Why it matters: The story is a reminder that “embodied intelligence” only becomes real when it is forced through manufacturing constraints, where wire harnesses bend, parts shift, and the edge cases are the job, not a rounding error in a demo.
Wider context: The piece argues that factories have a different operating design domain than homes and suggests that humanoid robots add unnecessary complexity for industrial deployment, while hands, perception, and fine control are the true bottlenecks.
Background: 36Kr frames the company as emerging from production ramp pain points (comparing Rivian’s ramp to Tesla’s Model 3 era) and says Mind Robotics aims to build a full platform combining real-world data, hardware robustness, and deployment infrastructure.
Mind Robotics, Founded by Rivan's Founder, Raises $500M Aiming at Physical AGI — 36Kr
Droid Brief Take: Nothing scares the humanoid hype machine like a factory manager asking, “Cool, but can it handle a floppy wire harness, all day, without an engineer babysitting it?” This is the kind of anti-glamour filter robotics desperately needs.
Key Takeaways:
- Big early raise: The article says Mind Robotics raised $500 million in Series A, co-led by Accel and Andreessen Horowitz, and previously raised a reported $115 million seed round, reaching an approximately $2 billion valuation.

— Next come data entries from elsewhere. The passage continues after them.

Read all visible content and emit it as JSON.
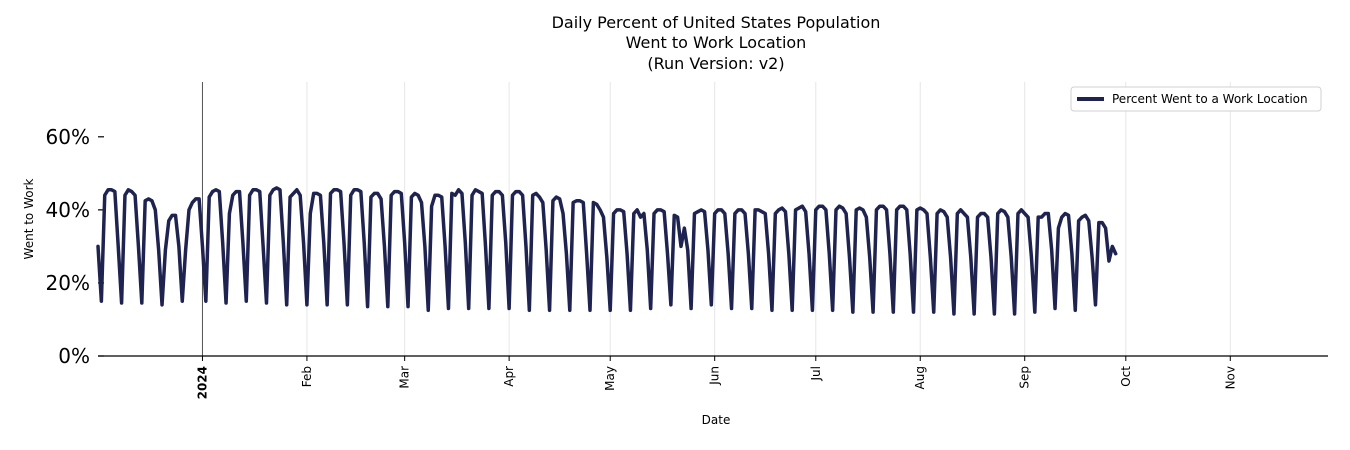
{
  "chart_data": {
    "type": "line",
    "title_lines": [
      "Daily Percent of United States Population",
      "Went to Work Location",
      "(Run Version: v2)"
    ],
    "xlabel": "Date",
    "ylabel": "Went to Work",
    "ylim": [
      0,
      75
    ],
    "yticks": [
      0,
      20,
      40,
      60
    ],
    "ytick_labels": [
      "0%",
      "20%",
      "40%",
      "60%"
    ],
    "x_start": "2023-12-01",
    "x_end": "2024-11-30",
    "xticks": [
      {
        "date": "2024-01-01",
        "label": "2024",
        "bold": true
      },
      {
        "date": "2024-02-01",
        "label": "Feb",
        "bold": false
      },
      {
        "date": "2024-03-01",
        "label": "Mar",
        "bold": false
      },
      {
        "date": "2024-04-01",
        "label": "Apr",
        "bold": false
      },
      {
        "date": "2024-05-01",
        "label": "May",
        "bold": false
      },
      {
        "date": "2024-06-01",
        "label": "Jun",
        "bold": false
      },
      {
        "date": "2024-07-01",
        "label": "Jul",
        "bold": false
      },
      {
        "date": "2024-08-01",
        "label": "Aug",
        "bold": false
      },
      {
        "date": "2024-09-01",
        "label": "Sep",
        "bold": false
      },
      {
        "date": "2024-10-01",
        "label": "Oct",
        "bold": false
      },
      {
        "date": "2024-11-01",
        "label": "Nov",
        "bold": false
      }
    ],
    "year_marker": "2024-01-01",
    "legend": {
      "label": "Percent Went to a Work Location",
      "placement": "top-right"
    },
    "color": "#1f2350",
    "series": [
      {
        "name": "Percent Went to a Work Location",
        "start_date": "2023-12-01",
        "values": [
          30,
          15,
          44,
          45.5,
          45.5,
          45,
          30,
          14.5,
          44,
          45.5,
          45,
          44,
          30,
          14.5,
          42.5,
          43,
          42.5,
          40,
          29,
          14,
          29,
          37,
          38.5,
          38.5,
          30,
          15,
          29,
          40,
          42,
          43,
          43,
          30,
          15,
          43.5,
          45,
          45.5,
          45,
          31,
          14.5,
          39,
          44,
          45,
          45,
          31,
          15,
          44,
          45.5,
          45.5,
          45,
          30,
          14.5,
          44,
          45.5,
          46,
          45.5,
          31,
          14,
          43.5,
          44.5,
          45.5,
          44,
          31,
          14,
          39,
          44.5,
          44.5,
          44,
          31,
          14,
          44.5,
          45.5,
          45.5,
          45,
          31,
          14,
          44,
          45.5,
          45.5,
          45,
          31,
          13.5,
          43.5,
          44.5,
          44.5,
          43,
          30,
          13.5,
          44,
          45,
          45,
          44.5,
          31,
          13.5,
          43.5,
          44.5,
          44,
          42,
          30,
          12.5,
          41,
          44,
          44,
          43.5,
          30,
          13,
          44.5,
          44,
          45.5,
          44.5,
          31,
          13,
          44,
          45.5,
          45,
          44.5,
          30,
          13,
          44,
          45,
          45,
          44,
          31,
          13,
          44,
          45,
          45,
          44,
          30,
          12.5,
          44,
          44.5,
          43.5,
          42,
          29,
          12.5,
          42.5,
          43.5,
          43,
          39,
          28,
          12.5,
          42,
          42.5,
          42.5,
          42,
          28,
          12.5,
          42,
          41.5,
          40,
          38,
          27,
          12.5,
          39,
          40,
          40,
          39.5,
          28,
          12.5,
          39,
          40,
          38,
          39,
          29,
          13,
          39,
          40,
          40,
          39.5,
          28,
          14,
          38.5,
          38,
          30,
          35,
          29,
          13,
          39,
          39.5,
          40,
          39.5,
          29,
          14,
          39,
          40,
          40,
          39,
          28,
          13,
          39,
          40,
          40,
          39,
          28,
          13,
          40,
          40,
          39.5,
          39,
          28,
          12.5,
          39,
          40,
          40.5,
          39.5,
          28,
          12.5,
          40,
          40.5,
          41,
          39.5,
          28,
          12.5,
          40,
          41,
          41,
          40,
          28,
          12.5,
          40,
          41,
          40.5,
          39,
          27,
          12,
          40,
          40.5,
          40,
          38,
          27,
          12,
          40,
          41,
          41,
          40,
          28,
          12,
          40,
          41,
          41,
          40,
          28,
          12,
          40,
          40.5,
          40,
          39,
          27,
          12,
          39,
          40,
          39.5,
          38,
          27,
          11.5,
          39,
          40,
          39,
          38,
          27,
          11.5,
          38,
          39,
          39,
          38,
          27,
          11.5,
          39,
          40,
          39.5,
          38,
          27,
          11.5,
          39,
          40,
          39,
          38,
          27,
          12,
          38,
          38,
          39,
          39,
          29,
          13,
          35,
          38,
          39,
          38.5,
          28,
          12.5,
          37,
          38,
          38.5,
          37,
          27,
          14,
          36.5,
          36.5,
          35,
          26,
          30,
          28
        ]
      }
    ]
  }
}
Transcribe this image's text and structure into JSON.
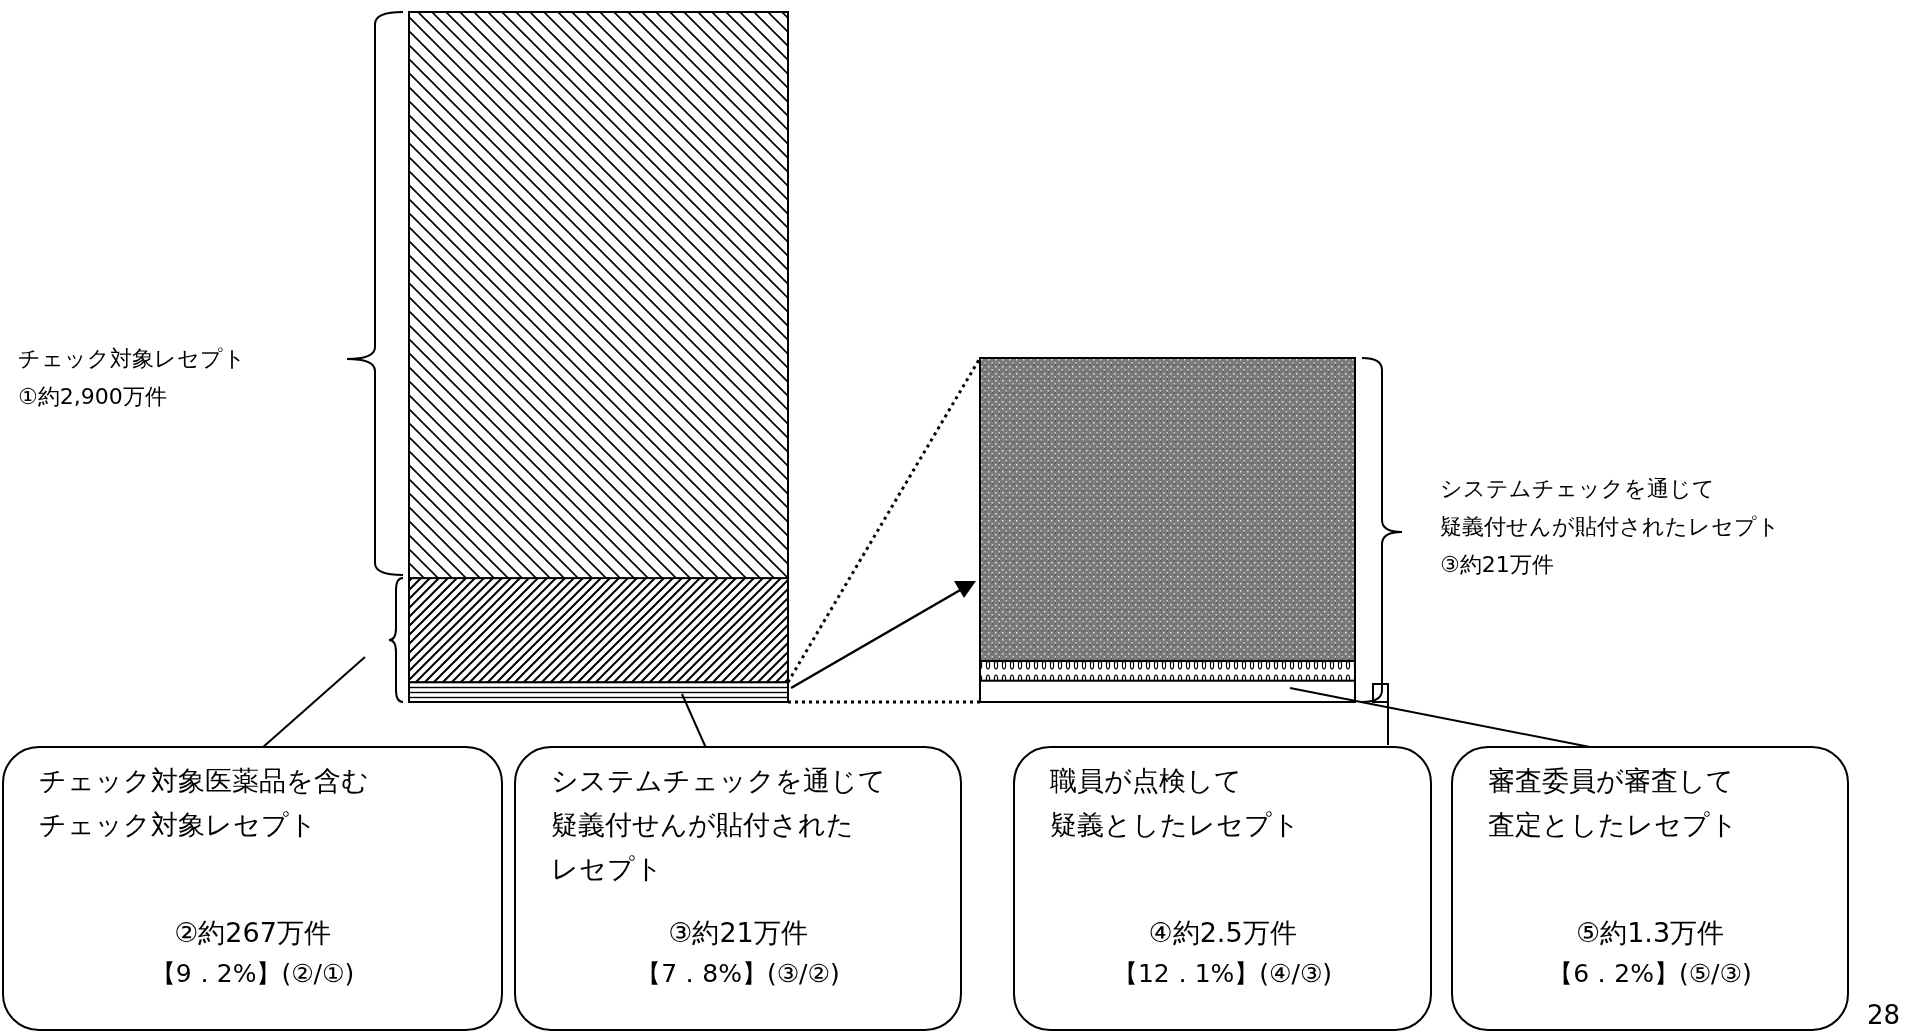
{
  "chart_data": {
    "type": "other",
    "categories": [
      "チェック対象レセプト",
      "チェック対象医薬品を含むチェック対象レセプト",
      "システムチェックを通じて疑義付せんが貼付されたレセプト",
      "職員が点検して疑義としたレセプト",
      "審査委員が審査して査定としたレセプト"
    ],
    "values": [
      2900,
      267,
      21,
      2.5,
      1.3
    ],
    "value_labels": [
      "①約2,900万件",
      "②約267万件",
      "③約21万件",
      "④約2.5万件",
      "⑤約1.3万件"
    ],
    "annotations": [
      "【9．2%】(②/①)",
      "【7．8%】(③/②)",
      "【12．1%】(④/③)",
      "【6．2%】(⑤/③)",
      "システムチェックを通じて疑義付せんが貼付されたレセプト",
      "28"
    ]
  }
}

- Hands over cosplay: RJ Scaringe is quoted as emphasizing hands as crucial for industrial manufacturing, describing end-effectors needing perception models and fine adjustment along axes, with broader system work focused on positioning and control.
- Factory edge cases: The piece highlights variability like wire harness shapes and shifting components, arguing that in factories these are normal conditions that traditional industrial robots and rigid assumptions struggle with.
- Humanoids not required: 36Kr reports Scaringe’s view that factory environments should minimize complexity, failure modes, and power use, making humanoid form factors unnecessary compared with purpose-built systems for the industrial ODD.